The fastest reasonable response is a lambda equal to one dead time. Due to unknowns, a lambda equal to two to four times the dead time is used. For a disturbance that ramps due to a near or true integrating process, the open loop error (process variable error if PID is in manual) is replaced by the open loop ramp rate (process variable ramp rate if PID is in manual). The time units of this open loop error are cancelled out by the time units in the integrating process gain in the equations for the integrated error and peak error for closed loop control (PID in automatic or cascade mode).
Slow load disturbances will exhibit longer recovery times (slow protracted approach to go back to setpoint). An increase in integral action (decrease in reset time) can help the PID deal with the continual increase in the load with time.

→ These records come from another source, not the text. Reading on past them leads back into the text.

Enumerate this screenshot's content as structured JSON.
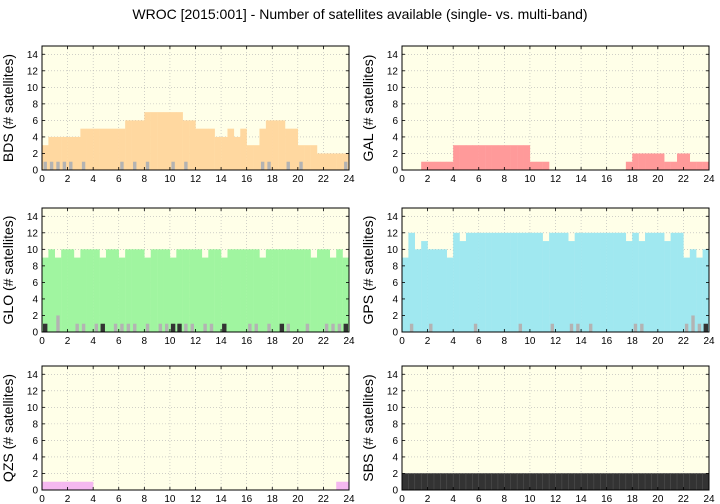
{
  "title": "WROC [2015:001] - Number of satellites available (single- vs. multi-band)",
  "colors": {
    "background": "#ffffe8",
    "grid": "#b3b3b3",
    "single_band_marker": "#b3b3b3",
    "dark_marker": "#333333"
  },
  "chart_data": [
    {
      "type": "bar",
      "ylabel": "BDS (# satellites)",
      "color": "#ffd8a0",
      "xlim": [
        0,
        24
      ],
      "ylim": [
        0,
        15
      ],
      "xticks": [
        0,
        2,
        4,
        6,
        8,
        10,
        12,
        14,
        16,
        18,
        20,
        22,
        24
      ],
      "yticks": [
        0,
        2,
        4,
        6,
        8,
        10,
        12,
        14
      ],
      "grid": true,
      "x": [
        0,
        0.5,
        1,
        1.5,
        2,
        2.5,
        3,
        3.5,
        4,
        4.5,
        5,
        5.5,
        6,
        6.5,
        7,
        7.5,
        8,
        8.5,
        9,
        9.5,
        10,
        10.5,
        11,
        11.5,
        12,
        12.5,
        13,
        13.5,
        14,
        14.5,
        15,
        15.5,
        16,
        16.5,
        17,
        17.5,
        18,
        18.5,
        19,
        19.5,
        20,
        20.5,
        21,
        21.5,
        22,
        22.5,
        23,
        23.5
      ],
      "values": [
        3,
        4,
        4,
        4,
        4,
        4,
        5,
        5,
        5,
        5,
        5,
        5,
        5,
        6,
        6,
        6,
        7,
        7,
        7,
        7,
        7,
        7,
        6,
        6,
        5,
        5,
        5,
        4,
        4,
        5,
        4,
        5,
        3,
        3,
        5,
        6,
        6,
        6,
        5,
        5,
        3,
        3,
        3,
        2,
        2,
        2,
        2,
        2
      ],
      "single_band": [
        1,
        1,
        1,
        1,
        1,
        0,
        1,
        0,
        0,
        0,
        0,
        0,
        1,
        0,
        1,
        0,
        1,
        0,
        0,
        0,
        1,
        0,
        1,
        0,
        0,
        0,
        0,
        0,
        0,
        0,
        0,
        0,
        0,
        0,
        1,
        1,
        0,
        0,
        1,
        0,
        1,
        0,
        0,
        0,
        0,
        0,
        0,
        1
      ],
      "dark": []
    },
    {
      "type": "bar",
      "ylabel": "GAL (# satellites)",
      "color": "#ff9a9a",
      "xlim": [
        0,
        24
      ],
      "ylim": [
        0,
        15
      ],
      "xticks": [
        0,
        2,
        4,
        6,
        8,
        10,
        12,
        14,
        16,
        18,
        20,
        22,
        24
      ],
      "yticks": [
        0,
        2,
        4,
        6,
        8,
        10,
        12,
        14
      ],
      "grid": true,
      "x": [
        0,
        0.5,
        1,
        1.5,
        2,
        2.5,
        3,
        3.5,
        4,
        4.5,
        5,
        5.5,
        6,
        6.5,
        7,
        7.5,
        8,
        8.5,
        9,
        9.5,
        10,
        10.5,
        11,
        11.5,
        12,
        12.5,
        13,
        13.5,
        14,
        14.5,
        15,
        15.5,
        16,
        16.5,
        17,
        17.5,
        18,
        18.5,
        19,
        19.5,
        20,
        20.5,
        21,
        21.5,
        22,
        22.5,
        23,
        23.5
      ],
      "values": [
        0,
        0,
        0,
        1,
        1,
        1,
        1,
        1,
        3,
        3,
        3,
        3,
        3,
        3,
        3,
        3,
        3,
        3,
        3,
        3,
        1,
        1,
        1,
        0,
        0,
        0,
        0,
        0,
        0,
        0,
        0,
        0,
        0,
        0,
        0,
        1,
        2,
        2,
        2,
        2,
        2,
        1,
        1,
        2,
        2,
        1,
        1,
        1
      ],
      "single_band": [],
      "dark": []
    },
    {
      "type": "bar",
      "ylabel": "GLO (# satellites)",
      "color": "#a0f5a0",
      "xlim": [
        0,
        24
      ],
      "ylim": [
        0,
        15
      ],
      "xticks": [
        0,
        2,
        4,
        6,
        8,
        10,
        12,
        14,
        16,
        18,
        20,
        22,
        24
      ],
      "yticks": [
        0,
        2,
        4,
        6,
        8,
        10,
        12,
        14
      ],
      "grid": true,
      "x": [
        0,
        0.5,
        1,
        1.5,
        2,
        2.5,
        3,
        3.5,
        4,
        4.5,
        5,
        5.5,
        6,
        6.5,
        7,
        7.5,
        8,
        8.5,
        9,
        9.5,
        10,
        10.5,
        11,
        11.5,
        12,
        12.5,
        13,
        13.5,
        14,
        14.5,
        15,
        15.5,
        16,
        16.5,
        17,
        17.5,
        18,
        18.5,
        19,
        19.5,
        20,
        20.5,
        21,
        21.5,
        22,
        22.5,
        23,
        23.5
      ],
      "values": [
        9,
        10,
        9,
        10,
        10,
        9,
        10,
        10,
        10,
        9,
        10,
        10,
        9,
        10,
        10,
        10,
        9,
        10,
        10,
        10,
        9,
        10,
        10,
        10,
        10,
        9,
        10,
        10,
        9,
        10,
        10,
        10,
        10,
        10,
        9,
        10,
        10,
        10,
        10,
        10,
        10,
        10,
        9,
        10,
        10,
        9,
        10,
        9
      ],
      "single_band": [
        1,
        0,
        2,
        0,
        0,
        1,
        1,
        0,
        1,
        0,
        0,
        1,
        1,
        1,
        1,
        0,
        1,
        0,
        1,
        1,
        0,
        1,
        1,
        1,
        0,
        1,
        1,
        0,
        1,
        0,
        0,
        0,
        1,
        1,
        0,
        1,
        0,
        0,
        1,
        0,
        0,
        1,
        0,
        0,
        1,
        1,
        1,
        0
      ],
      "dark": [
        1,
        0,
        0,
        0,
        0,
        0,
        0,
        0,
        0,
        1,
        0,
        0,
        0,
        0,
        0,
        0,
        0,
        0,
        0,
        0,
        1,
        1,
        0,
        0,
        0,
        0,
        0,
        0,
        1,
        0,
        0,
        0,
        0,
        0,
        0,
        0,
        0,
        1,
        0,
        0,
        0,
        0,
        0,
        0,
        0,
        0,
        0,
        1
      ]
    },
    {
      "type": "bar",
      "ylabel": "GPS (# satellites)",
      "color": "#a0e8f0",
      "xlim": [
        0,
        24
      ],
      "ylim": [
        0,
        15
      ],
      "xticks": [
        0,
        2,
        4,
        6,
        8,
        10,
        12,
        14,
        16,
        18,
        20,
        22,
        24
      ],
      "yticks": [
        0,
        2,
        4,
        6,
        8,
        10,
        12,
        14
      ],
      "grid": true,
      "x": [
        0,
        0.5,
        1,
        1.5,
        2,
        2.5,
        3,
        3.5,
        4,
        4.5,
        5,
        5.5,
        6,
        6.5,
        7,
        7.5,
        8,
        8.5,
        9,
        9.5,
        10,
        10.5,
        11,
        11.5,
        12,
        12.5,
        13,
        13.5,
        14,
        14.5,
        15,
        15.5,
        16,
        16.5,
        17,
        17.5,
        18,
        18.5,
        19,
        19.5,
        20,
        20.5,
        21,
        21.5,
        22,
        22.5,
        23,
        23.5
      ],
      "values": [
        9,
        12,
        10,
        11,
        10,
        10,
        10,
        9,
        12,
        11,
        12,
        12,
        12,
        12,
        12,
        12,
        12,
        12,
        12,
        12,
        12,
        12,
        11,
        12,
        12,
        12,
        11,
        12,
        12,
        12,
        12,
        12,
        12,
        12,
        12,
        11,
        12,
        11,
        12,
        12,
        12,
        11,
        12,
        12,
        9,
        10,
        9,
        10
      ],
      "single_band": [
        0,
        1,
        0,
        0,
        1,
        0,
        0,
        0,
        0,
        0,
        0,
        1,
        0,
        0,
        0,
        0,
        0,
        0,
        1,
        0,
        0,
        0,
        0,
        1,
        0,
        0,
        1,
        1,
        0,
        1,
        0,
        0,
        0,
        0,
        0,
        0,
        1,
        1,
        0,
        0,
        0,
        0,
        0,
        0,
        1,
        2,
        1,
        0
      ],
      "dark": [
        0,
        0,
        0,
        0,
        0,
        0,
        0,
        0,
        0,
        0,
        0,
        0,
        0,
        0,
        0,
        0,
        0,
        0,
        0,
        0,
        0,
        0,
        0,
        0,
        0,
        0,
        0,
        0,
        0,
        0,
        0,
        0,
        0,
        0,
        0,
        0,
        0,
        0,
        0,
        0,
        0,
        0,
        0,
        0,
        0,
        0,
        0,
        1
      ]
    },
    {
      "type": "bar",
      "ylabel": "QZS (# satellites)",
      "color": "#f5b8f0",
      "xlim": [
        0,
        24
      ],
      "ylim": [
        0,
        15
      ],
      "xticks": [
        0,
        2,
        4,
        6,
        8,
        10,
        12,
        14,
        16,
        18,
        20,
        22,
        24
      ],
      "yticks": [
        0,
        2,
        4,
        6,
        8,
        10,
        12,
        14
      ],
      "grid": true,
      "x": [
        0,
        0.5,
        1,
        1.5,
        2,
        2.5,
        3,
        3.5,
        4,
        4.5,
        5,
        5.5,
        6,
        6.5,
        7,
        7.5,
        8,
        8.5,
        9,
        9.5,
        10,
        10.5,
        11,
        11.5,
        12,
        12.5,
        13,
        13.5,
        14,
        14.5,
        15,
        15.5,
        16,
        16.5,
        17,
        17.5,
        18,
        18.5,
        19,
        19.5,
        20,
        20.5,
        21,
        21.5,
        22,
        22.5,
        23,
        23.5
      ],
      "values": [
        1,
        1,
        1,
        1,
        1,
        1,
        1,
        1,
        0,
        0,
        0,
        0,
        0,
        0,
        0,
        0,
        0,
        0,
        0,
        0,
        0,
        0,
        0,
        0,
        0,
        0,
        0,
        0,
        0,
        0,
        0,
        0,
        0,
        0,
        0,
        0,
        0,
        0,
        0,
        0,
        0,
        0,
        0,
        0,
        0,
        0,
        1,
        1
      ],
      "single_band": [],
      "dark": []
    },
    {
      "type": "bar",
      "ylabel": "SBS (# satellites)",
      "color": "#333333",
      "xlim": [
        0,
        24
      ],
      "ylim": [
        0,
        15
      ],
      "xticks": [
        0,
        2,
        4,
        6,
        8,
        10,
        12,
        14,
        16,
        18,
        20,
        22,
        24
      ],
      "yticks": [
        0,
        2,
        4,
        6,
        8,
        10,
        12,
        14
      ],
      "grid": true,
      "x": [
        0,
        0.5,
        1,
        1.5,
        2,
        2.5,
        3,
        3.5,
        4,
        4.5,
        5,
        5.5,
        6,
        6.5,
        7,
        7.5,
        8,
        8.5,
        9,
        9.5,
        10,
        10.5,
        11,
        11.5,
        12,
        12.5,
        13,
        13.5,
        14,
        14.5,
        15,
        15.5,
        16,
        16.5,
        17,
        17.5,
        18,
        18.5,
        19,
        19.5,
        20,
        20.5,
        21,
        21.5,
        22,
        22.5,
        23,
        23.5
      ],
      "values": [
        2,
        2,
        2,
        2,
        2,
        2,
        2,
        2,
        2,
        2,
        2,
        2,
        2,
        2,
        2,
        2,
        2,
        2,
        2,
        2,
        2,
        2,
        2,
        2,
        2,
        2,
        2,
        2,
        2,
        2,
        2,
        2,
        2,
        2,
        2,
        2,
        2,
        2,
        2,
        2,
        2,
        2,
        2,
        2,
        2,
        2,
        2,
        2
      ],
      "single_band": [],
      "dark": []
    }
  ]
}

Oscillatory disturbances are particularly problematic because a perpetual state of upset is created and the possibility of resonance exists. If the period of the disturbance is near the ultimate period of a loop, closed loop control will increase the amplitude (resonance). The best solution is of course to eliminate the oscillatory disturbance. Most often these oscillatory disturbances are caused by inappropriate tuning, valves with excessive backlash or stiction, batch operations, and on-off control. PID control should replace on-off control (e.g. level measurement and PID control instead of level switches). In terms of tuning, the most common mistake is a reset time that is too small particularly for level loops. For surge tank level control, the transfer of a change in inlet flow from batch operations to manipulated outlet flow can be smoothed to take advantage of available inventory. For valves, the use of rotary valves designed for tight shutoff with piston actuators is the most frequent culprit. If the disturbance period is significantly less than twice the ultimate period, the amplification can be reduced by tuning the affected PID slower (smaller gain and rate time and greater reset time). Feedforward can provide a preemptive action reducing the need for feedback control and the consequences of slowing down the PID tuning. If the disturbance period is much larger than twice the ultimate period, the tuning solution is to make the PID faster (larger gain and rate time and smaller reset time). The application of special notch filters is highly dependent upon accurate knowledge of the noise. The careful judicious use of the standard DCS first order filter offers the greatest general utility.